Mijn kleine teen is blauw. Donkerblauw, bijna zwart. Om nog maar te zwijgen over de pijn. Lopen gaat nog net, maar enkel zonder schoenen aan. Die stekende pijnscheuten drijven me tot wanhoop, maar zoals altijd draag ik mijn lot als een echte Indo. Niet zeuren, maar doorlopen. Het onderscheidt me als man van de jongens. Ik, de grote held op sokken, die per se met een stoel moest vechten.

Laat ik voorop stellen dat ik, alles bij elkaar genomen, een tevreden mens ben. Ik ben geschaakt door een mooie dame, heb van al mijn hobby’s mijn beroep gemaakt en ben gezond. Een hypotheek zal ik waarschijnlijk nooit krijgen, financieel onafhankelijk worden zit er al helemaal niet in, maar dat weegt niet op tegen al dat geluk.

Daar komt bij dat ik volgens mij best een aardige gozer ben. Misschien wat druk af en toe… te cynisch… te…(zelf invullen). Maar dan nog sta ik nooit voor de spiegel met de gedachte: ‘Wat ben jij een klootzak*.’ Ik ben sociaal, loyaal, vriendelijk, communicatief zeer vaardig en als ik lekker op dreef ben, knal ik er gratis een paar kilo humor bij. Heb ik dan geen duistere kant? Gelukkig wel.

Hoe sympathiek ik ook ben, soms slaat mijn stemming ineens om. In al zijn extremen. Als mijn kroepoekje ontzettend aan het zuigen en zeiken is, als iemand mij onredelijk behandelt of wanneer ik, zoals onlangs het geval was, ongeduldig word. Ik ben dan bijna een exacte kopie van mijn vader (lees: vrijwel mijn hele Indische familie). Die kan ook PATSBOEM! ontsteken in woede. Vroeger meestal op de dag dat we op vakantie gingen en altijd om iets pietluttigs. Net als ondergetekende.

Laatst moest ik een lied schrijven voor de opening van de tentoonstelling ‘Aanpassen!’, over drie generaties Indische Nederlanders, in Herinneringscentrum Kamp Westerbork. Dat ging op zich prima, totdat ik een hele middag zat te blokken om wat laatste zinnen te wijzigen. Metrisch wilde het steeds niet kloppen, waardoor ik geheel onverwachts explodeerde!

Deze Indo werd waanzinnig, kan ik u vertellen.
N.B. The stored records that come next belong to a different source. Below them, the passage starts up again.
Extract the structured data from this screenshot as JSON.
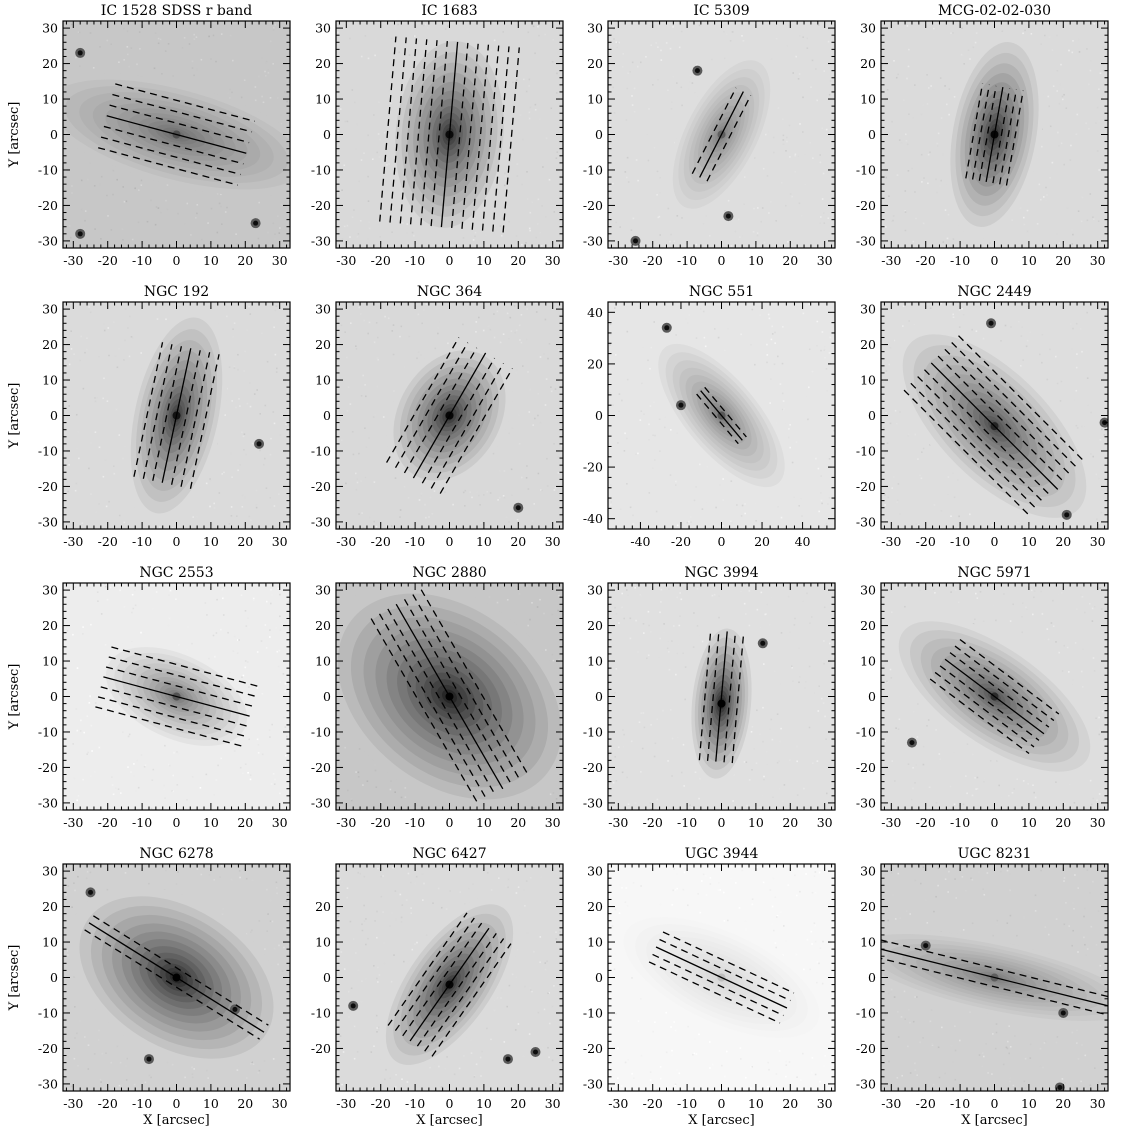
{
  "figure": {
    "x_axis_label": "X [arcsec]",
    "y_axis_label": "Y [arcsec]",
    "panels": [
      {
        "title": "IC 1528 SDSS r band",
        "xticks": [
          "-30",
          "-20",
          "-10",
          "0",
          "10",
          "20",
          "30"
        ],
        "yticks": [
          "-30",
          "-20",
          "-10",
          "0",
          "10",
          "20",
          "30"
        ],
        "xlim": [
          -33,
          33
        ],
        "ylim": [
          -32,
          32
        ],
        "galaxy": {
          "center": [
            0,
            0
          ],
          "pa": -15,
          "semi_major": 42,
          "semi_minor": 14,
          "peak_gray": 0.38,
          "bg_gray": 0.78
        },
        "slits": {
          "center": [
            0,
            0
          ],
          "pa": -15,
          "length": 42,
          "n_side": 3,
          "step": 3.2,
          "dashed_sides": true
        },
        "stars": [
          [
            -28,
            23
          ],
          [
            -28,
            -28
          ],
          [
            23,
            -25
          ]
        ]
      },
      {
        "title": "IC 1683",
        "xticks": [
          "-30",
          "-20",
          "-10",
          "0",
          "10",
          "20",
          "30"
        ],
        "yticks": [
          "-30",
          "-20",
          "-10",
          "0",
          "10",
          "20",
          "30"
        ],
        "xlim": [
          -33,
          33
        ],
        "ylim": [
          -32,
          32
        ],
        "galaxy": {
          "center": [
            0,
            0
          ],
          "pa": 85,
          "semi_major": 30,
          "semi_minor": 17,
          "peak_gray": 0.12,
          "bg_gray": 0.85
        },
        "slits": {
          "center": [
            0,
            0
          ],
          "pa": 85,
          "length": 54,
          "n_side": 6,
          "step": 3.0,
          "dashed_sides": true
        },
        "stars": []
      },
      {
        "title": "IC 5309",
        "xticks": [
          "-30",
          "-20",
          "-10",
          "0",
          "10",
          "20",
          "30"
        ],
        "yticks": [
          "-30",
          "-20",
          "-10",
          "0",
          "10",
          "20",
          "30"
        ],
        "xlim": [
          -33,
          33
        ],
        "ylim": [
          -32,
          32
        ],
        "galaxy": {
          "center": [
            0,
            0
          ],
          "pa": 63,
          "semi_major": 26,
          "semi_minor": 11,
          "peak_gray": 0.45,
          "bg_gray": 0.87
        },
        "slits": {
          "center": [
            0,
            0
          ],
          "pa": 63,
          "length": 28,
          "n_side": 1,
          "step": 2.4,
          "dashed_sides": true
        },
        "stars": [
          [
            2,
            -23
          ],
          [
            -25,
            -30
          ],
          [
            -7,
            18
          ]
        ]
      },
      {
        "title": "MCG-02-02-030",
        "xticks": [
          "-30",
          "-20",
          "-10",
          "0",
          "10",
          "20",
          "30"
        ],
        "yticks": [
          "-30",
          "-20",
          "-10",
          "0",
          "10",
          "20",
          "30"
        ],
        "xlim": [
          -33,
          33
        ],
        "ylim": [
          -32,
          32
        ],
        "galaxy": {
          "center": [
            0,
            0
          ],
          "pa": 80,
          "semi_major": 30,
          "semi_minor": 13,
          "peak_gray": 0.1,
          "bg_gray": 0.86
        },
        "slits": {
          "center": [
            0,
            0
          ],
          "pa": 80,
          "length": 28,
          "n_side": 3,
          "step": 2.0,
          "dashed_sides": true
        },
        "stars": []
      },
      {
        "title": "NGC 192",
        "xticks": [
          "-30",
          "-20",
          "-10",
          "0",
          "10",
          "20",
          "30"
        ],
        "yticks": [
          "-30",
          "-20",
          "-10",
          "0",
          "10",
          "20",
          "30"
        ],
        "xlim": [
          -33,
          33
        ],
        "ylim": [
          -32,
          32
        ],
        "galaxy": {
          "center": [
            0,
            0
          ],
          "pa": 78,
          "semi_major": 32,
          "semi_minor": 13,
          "peak_gray": 0.15,
          "bg_gray": 0.86
        },
        "slits": {
          "center": [
            0,
            0
          ],
          "pa": 78,
          "length": 40,
          "n_side": 3,
          "step": 2.8,
          "dashed_sides": true
        },
        "stars": [
          [
            24,
            -8
          ]
        ]
      },
      {
        "title": "NGC 364",
        "xticks": [
          "-30",
          "-20",
          "-10",
          "0",
          "10",
          "20",
          "30"
        ],
        "yticks": [
          "-30",
          "-20",
          "-10",
          "0",
          "10",
          "20",
          "30"
        ],
        "xlim": [
          -33,
          33
        ],
        "ylim": [
          -32,
          32
        ],
        "galaxy": {
          "center": [
            0,
            0
          ],
          "pa": 60,
          "semi_major": 22,
          "semi_minor": 16,
          "peak_gray": 0.1,
          "bg_gray": 0.85
        },
        "slits": {
          "center": [
            0,
            0
          ],
          "pa": 60,
          "length": 42,
          "n_side": 3,
          "step": 3.0,
          "dashed_sides": true
        },
        "stars": [
          [
            20,
            -26
          ]
        ]
      },
      {
        "title": "NGC 551",
        "xticks": [
          "-40",
          "-20",
          "0",
          "20",
          "40"
        ],
        "yticks": [
          "-40",
          "-20",
          "0",
          "20",
          "40"
        ],
        "xlim": [
          -56,
          56
        ],
        "ylim": [
          -44,
          44
        ],
        "galaxy": {
          "center": [
            0,
            0
          ],
          "pa": -50,
          "semi_major": 48,
          "semi_minor": 19,
          "peak_gray": 0.42,
          "bg_gray": 0.9
        },
        "slits": {
          "center": [
            0,
            0
          ],
          "pa": -50,
          "length": 32,
          "n_side": 1,
          "step": 2.6,
          "dashed_sides": true
        },
        "stars": [
          [
            -27,
            34
          ],
          [
            -20,
            4
          ]
        ]
      },
      {
        "title": "NGC 2449",
        "xticks": [
          "-30",
          "-20",
          "-10",
          "0",
          "10",
          "20",
          "30"
        ],
        "yticks": [
          "-30",
          "-20",
          "-10",
          "0",
          "10",
          "20",
          "30"
        ],
        "xlim": [
          -33,
          33
        ],
        "ylim": [
          -32,
          32
        ],
        "galaxy": {
          "center": [
            0,
            -3
          ],
          "pa": -45,
          "semi_major": 38,
          "semi_minor": 17,
          "peak_gray": 0.22,
          "bg_gray": 0.87
        },
        "slits": {
          "center": [
            0,
            -3
          ],
          "pa": -45,
          "length": 52,
          "n_side": 4,
          "step": 2.8,
          "dashed_sides": true
        },
        "stars": [
          [
            -1,
            26
          ],
          [
            32,
            -2
          ],
          [
            21,
            -28
          ]
        ]
      },
      {
        "title": "NGC 2553",
        "xticks": [
          "-30",
          "-20",
          "-10",
          "0",
          "10",
          "20",
          "30"
        ],
        "yticks": [
          "-30",
          "-20",
          "-10",
          "0",
          "10",
          "20",
          "30"
        ],
        "xlim": [
          -33,
          33
        ],
        "ylim": [
          -32,
          32
        ],
        "galaxy": {
          "center": [
            0,
            0
          ],
          "pa": -25,
          "semi_major": 24,
          "semi_minor": 13,
          "peak_gray": 0.4,
          "bg_gray": 0.93
        },
        "slits": {
          "center": [
            0,
            0
          ],
          "pa": -15,
          "length": 44,
          "n_side": 3,
          "step": 3.0,
          "dashed_sides": true
        },
        "stars": []
      },
      {
        "title": "NGC 2880",
        "xticks": [
          "-30",
          "-20",
          "-10",
          "0",
          "10",
          "20",
          "30"
        ],
        "yticks": [
          "-30",
          "-20",
          "-10",
          "0",
          "10",
          "20",
          "30"
        ],
        "xlim": [
          -33,
          33
        ],
        "ylim": [
          -32,
          32
        ],
        "galaxy": {
          "center": [
            0,
            0
          ],
          "pa": -38,
          "semi_major": 40,
          "semi_minor": 28,
          "peak_gray": 0.05,
          "bg_gray": 0.78
        },
        "slits": {
          "center": [
            0,
            0
          ],
          "pa": -60,
          "length": 62,
          "n_side": 3,
          "step": 2.8,
          "dashed_sides": true
        },
        "stars": []
      },
      {
        "title": "NGC 3994",
        "xticks": [
          "-30",
          "-20",
          "-10",
          "0",
          "10",
          "20",
          "30"
        ],
        "yticks": [
          "-30",
          "-20",
          "-10",
          "0",
          "10",
          "20",
          "30"
        ],
        "xlim": [
          -33,
          33
        ],
        "ylim": [
          -32,
          32
        ],
        "galaxy": {
          "center": [
            0,
            -2
          ],
          "pa": 85,
          "semi_major": 24,
          "semi_minor": 9,
          "peak_gray": 0.05,
          "bg_gray": 0.88
        },
        "slits": {
          "center": [
            0,
            0
          ],
          "pa": 85,
          "length": 38,
          "n_side": 2,
          "step": 2.4,
          "dashed_sides": true
        },
        "stars": [
          [
            12,
            15
          ]
        ]
      },
      {
        "title": "NGC 5971",
        "xticks": [
          "-30",
          "-20",
          "-10",
          "0",
          "10",
          "20",
          "30"
        ],
        "yticks": [
          "-30",
          "-20",
          "-10",
          "0",
          "10",
          "20",
          "30"
        ],
        "xlim": [
          -33,
          33
        ],
        "ylim": [
          -32,
          32
        ],
        "galaxy": {
          "center": [
            0,
            0
          ],
          "pa": -35,
          "semi_major": 36,
          "semi_minor": 15,
          "peak_gray": 0.25,
          "bg_gray": 0.87
        },
        "slits": {
          "center": [
            0,
            0
          ],
          "pa": -37,
          "length": 36,
          "n_side": 3,
          "step": 2.4,
          "dashed_sides": true
        },
        "stars": [
          [
            -24,
            -13
          ]
        ]
      },
      {
        "title": "NGC 6278",
        "xticks": [
          "-30",
          "-20",
          "-10",
          "0",
          "10",
          "20",
          "30"
        ],
        "yticks": [
          "-30",
          "-20",
          "-10",
          "0",
          "10",
          "20",
          "30"
        ],
        "xlim": [
          -33,
          33
        ],
        "ylim": [
          -32,
          32
        ],
        "galaxy": {
          "center": [
            0,
            0
          ],
          "pa": -32,
          "semi_major": 34,
          "semi_minor": 22,
          "peak_gray": 0.05,
          "bg_gray": 0.82
        },
        "slits": {
          "center": [
            0,
            0
          ],
          "pa": -32,
          "length": 60,
          "n_side": 1,
          "step": 2.4,
          "dashed_sides": true
        },
        "stars": [
          [
            -25,
            24
          ],
          [
            17,
            -9
          ],
          [
            -8,
            -23
          ]
        ]
      },
      {
        "title": "NGC 6427",
        "xticks": [
          "-30",
          "-20",
          "-10",
          "0",
          "10",
          "20",
          "30"
        ],
        "yticks": [
          "-20",
          "-10",
          "0",
          "10",
          "20"
        ],
        "xlim": [
          -33,
          33
        ],
        "ylim": [
          -32,
          32
        ],
        "galaxy": {
          "center": [
            0,
            -2
          ],
          "pa": 55,
          "semi_major": 30,
          "semi_minor": 13,
          "peak_gray": 0.1,
          "bg_gray": 0.86
        },
        "slits": {
          "center": [
            0,
            -2
          ],
          "pa": 55,
          "length": 40,
          "n_side": 3,
          "step": 2.6,
          "dashed_sides": true
        },
        "stars": [
          [
            17,
            -23
          ],
          [
            25,
            -21
          ],
          [
            -28,
            -8
          ]
        ]
      },
      {
        "title": "UGC 3944",
        "xticks": [
          "-30",
          "-20",
          "-10",
          "0",
          "10",
          "20",
          "30"
        ],
        "yticks": [
          "-30",
          "-20",
          "-10",
          "0",
          "10",
          "20",
          "30"
        ],
        "xlim": [
          -33,
          33
        ],
        "ylim": [
          -32,
          32
        ],
        "galaxy": {
          "center": [
            0,
            0
          ],
          "pa": -25,
          "semi_major": 34,
          "semi_minor": 14,
          "peak_gray": 0.82,
          "bg_gray": 0.97
        },
        "slits": {
          "center": [
            0,
            0
          ],
          "pa": -25,
          "length": 42,
          "n_side": 2,
          "step": 2.4,
          "dashed_sides": true
        },
        "stars": []
      },
      {
        "title": "UGC 8231",
        "xticks": [
          "-30",
          "-20",
          "-10",
          "0",
          "10",
          "20",
          "30"
        ],
        "yticks": [
          "-30",
          "-20",
          "-10",
          "0",
          "10",
          "20",
          "30"
        ],
        "xlim": [
          -33,
          33
        ],
        "ylim": [
          -32,
          32
        ],
        "galaxy": {
          "center": [
            0,
            0
          ],
          "pa": -12,
          "semi_major": 46,
          "semi_minor": 10,
          "peak_gray": 0.45,
          "bg_gray": 0.82
        },
        "slits": {
          "center": [
            0,
            0
          ],
          "pa": -14,
          "length": 70,
          "n_side": 1,
          "step": 2.6,
          "dashed_sides": true
        },
        "stars": [
          [
            20,
            -10
          ],
          [
            19,
            -31
          ],
          [
            -20,
            9
          ]
        ]
      }
    ]
  }
}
Ik kreeg een waas voor mijn ogen en veranderde in een beest. Alles wat op mijn pad kwam moest eraan geloven. Als een nietsontziende, allesverwoestende wervelwind, maar dan schreeuwend, vlogen cd’s, pennen en borden door de kamer. Furieus schopte ik tegen de stoel die wel vaker slachtoffer was geweest. Echter, dit keer schopte het meubelstuk terug, waarna ik vol razernij ook de stoel door de kamer smeet. Hoe gênant als je bedenkt dat ik boven, onder en naast mij, buren heb wonen.

 Uiteindelijk ging die innerlijke storm liggen en kalmeerde ik. Pas toen zag ik de schade die ik had aangericht. Zinloos geweld in zijn oervorm. Ik zag mijn teen die rood/paars/blauw werd, ging zitten op de stoel, die het had overleefd (applaus!), haalde mijn schouders op en dacht: ‘Maar het lucht wel op’ Waarna zowel ik, als het liedje, al snel perfect in balans waren.

* Mijn excuses aan een handjevol ex-vriendinnen die het hoogstwaarschijnlijk niet eens zijn met deze gedachte.